Ce qui caractérise la vie des déportés dans les camps, ce sont les points suivants :

  1. La séparation des familles
A l'arrivée au camp, les hommes sont séparés des femmes. Ceux qui ne sont pas tués immédiatement à Auschwitz, peuvent parfois entrevoir leur mari ou leur femme, leur fils ou leur fille à travers les barbelés. Mais les camps des hommes et des femmes sont séparés par des barbelés et les contacts sont très rares. Il arrive exceptionnellement qu'un fils parvienne à rester avec son père, une fille avec sa mère. mais généralement, cela se termine mal, par la mort du parent plus âgé qui résiste moins bien que les jeunes.

  1. La perte de tous les objets personnels
  2. Les vêtements et les chaussures des déportés : ils protègent mal du froid glacial de l'hiver polonais ou allemand.
Serge Smulevic, photographié avec sa veste de déporté qu'il a conservée.
Serge Smulevic, photographié avec sa veste de déporté qu'il a conservée.
Merci à lui pour l'aide importante qu'il m'a fournie pour réaliser cette page :
sa mise en cause des documents et témoignages secoue un peu, mais stimule beaucoup.

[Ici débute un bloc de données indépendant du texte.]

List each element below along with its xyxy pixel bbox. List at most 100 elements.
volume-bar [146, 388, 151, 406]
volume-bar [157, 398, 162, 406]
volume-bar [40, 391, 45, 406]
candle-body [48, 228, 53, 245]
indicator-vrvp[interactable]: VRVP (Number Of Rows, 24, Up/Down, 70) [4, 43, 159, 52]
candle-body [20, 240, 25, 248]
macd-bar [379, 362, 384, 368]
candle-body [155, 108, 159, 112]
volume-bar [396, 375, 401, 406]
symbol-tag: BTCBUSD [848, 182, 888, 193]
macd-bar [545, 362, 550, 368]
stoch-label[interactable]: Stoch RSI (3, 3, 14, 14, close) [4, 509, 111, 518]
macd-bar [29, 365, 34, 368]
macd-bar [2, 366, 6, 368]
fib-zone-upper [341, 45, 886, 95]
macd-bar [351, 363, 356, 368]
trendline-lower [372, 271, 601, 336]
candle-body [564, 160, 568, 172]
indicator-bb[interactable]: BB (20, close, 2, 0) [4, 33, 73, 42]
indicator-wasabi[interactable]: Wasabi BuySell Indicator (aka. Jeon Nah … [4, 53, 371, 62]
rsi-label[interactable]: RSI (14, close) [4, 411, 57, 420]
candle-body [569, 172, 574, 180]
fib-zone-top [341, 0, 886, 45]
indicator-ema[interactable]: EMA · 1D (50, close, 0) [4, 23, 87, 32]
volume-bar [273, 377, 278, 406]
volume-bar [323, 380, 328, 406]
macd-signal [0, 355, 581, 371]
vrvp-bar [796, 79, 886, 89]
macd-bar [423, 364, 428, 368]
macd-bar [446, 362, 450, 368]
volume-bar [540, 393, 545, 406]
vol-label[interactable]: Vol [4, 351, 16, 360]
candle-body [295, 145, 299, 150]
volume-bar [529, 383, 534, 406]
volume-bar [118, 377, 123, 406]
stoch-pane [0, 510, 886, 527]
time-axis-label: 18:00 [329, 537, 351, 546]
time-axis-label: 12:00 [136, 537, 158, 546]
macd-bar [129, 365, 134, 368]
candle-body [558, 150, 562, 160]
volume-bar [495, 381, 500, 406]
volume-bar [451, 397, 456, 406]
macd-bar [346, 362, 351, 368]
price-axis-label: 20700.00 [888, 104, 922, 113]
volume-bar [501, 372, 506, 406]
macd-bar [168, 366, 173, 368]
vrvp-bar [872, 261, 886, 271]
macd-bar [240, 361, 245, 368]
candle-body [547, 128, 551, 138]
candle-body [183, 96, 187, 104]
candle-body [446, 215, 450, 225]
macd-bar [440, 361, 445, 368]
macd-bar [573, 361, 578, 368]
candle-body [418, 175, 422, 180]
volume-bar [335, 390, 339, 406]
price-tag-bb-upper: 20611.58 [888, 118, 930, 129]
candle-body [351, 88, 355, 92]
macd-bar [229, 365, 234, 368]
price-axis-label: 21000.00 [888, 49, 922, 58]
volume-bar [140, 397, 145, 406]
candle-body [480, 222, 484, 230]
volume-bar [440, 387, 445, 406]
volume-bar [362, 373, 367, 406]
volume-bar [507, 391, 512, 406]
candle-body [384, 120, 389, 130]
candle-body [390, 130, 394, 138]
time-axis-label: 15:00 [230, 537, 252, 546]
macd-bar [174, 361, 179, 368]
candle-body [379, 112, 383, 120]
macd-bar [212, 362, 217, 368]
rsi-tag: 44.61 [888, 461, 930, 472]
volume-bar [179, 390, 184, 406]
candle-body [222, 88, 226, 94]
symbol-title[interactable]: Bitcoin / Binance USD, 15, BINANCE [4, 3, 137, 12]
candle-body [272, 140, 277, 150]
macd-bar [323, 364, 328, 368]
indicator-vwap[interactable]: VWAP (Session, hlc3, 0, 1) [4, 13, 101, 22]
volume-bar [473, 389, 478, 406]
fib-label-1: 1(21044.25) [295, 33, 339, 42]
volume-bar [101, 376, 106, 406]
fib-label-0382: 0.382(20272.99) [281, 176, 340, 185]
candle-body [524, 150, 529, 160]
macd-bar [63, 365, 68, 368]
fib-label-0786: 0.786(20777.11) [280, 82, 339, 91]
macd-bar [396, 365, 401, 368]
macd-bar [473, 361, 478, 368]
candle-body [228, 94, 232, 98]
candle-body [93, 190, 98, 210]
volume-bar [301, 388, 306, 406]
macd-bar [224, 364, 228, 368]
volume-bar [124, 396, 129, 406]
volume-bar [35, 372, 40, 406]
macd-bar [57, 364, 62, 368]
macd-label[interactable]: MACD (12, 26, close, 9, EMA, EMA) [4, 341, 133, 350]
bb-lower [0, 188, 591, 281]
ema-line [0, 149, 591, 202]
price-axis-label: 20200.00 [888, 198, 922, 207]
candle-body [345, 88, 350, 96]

Le costume de femmes qui viennent d'être sélectionnées pour le travail à Auschwitz et qui ont été rasées et tatouées.
Le costume de femmes qui viennent d'être sélectionnées pour le travail à Auschwitz
et qui ont été rasées et tatouées.

Manteau de la tenue rayée d'un déporté de Buchenwald
En hiver, les déportés portaient en plus
ce mince manteau rayé.
Ici, celui porté par un déporté témoins de Jéhovah
(triangle violet) à Buchenwald

Sur la signification des triangles, voir la page
La tenue d'un déporté qui travaillait en 1944 dans le tunnel de Dora.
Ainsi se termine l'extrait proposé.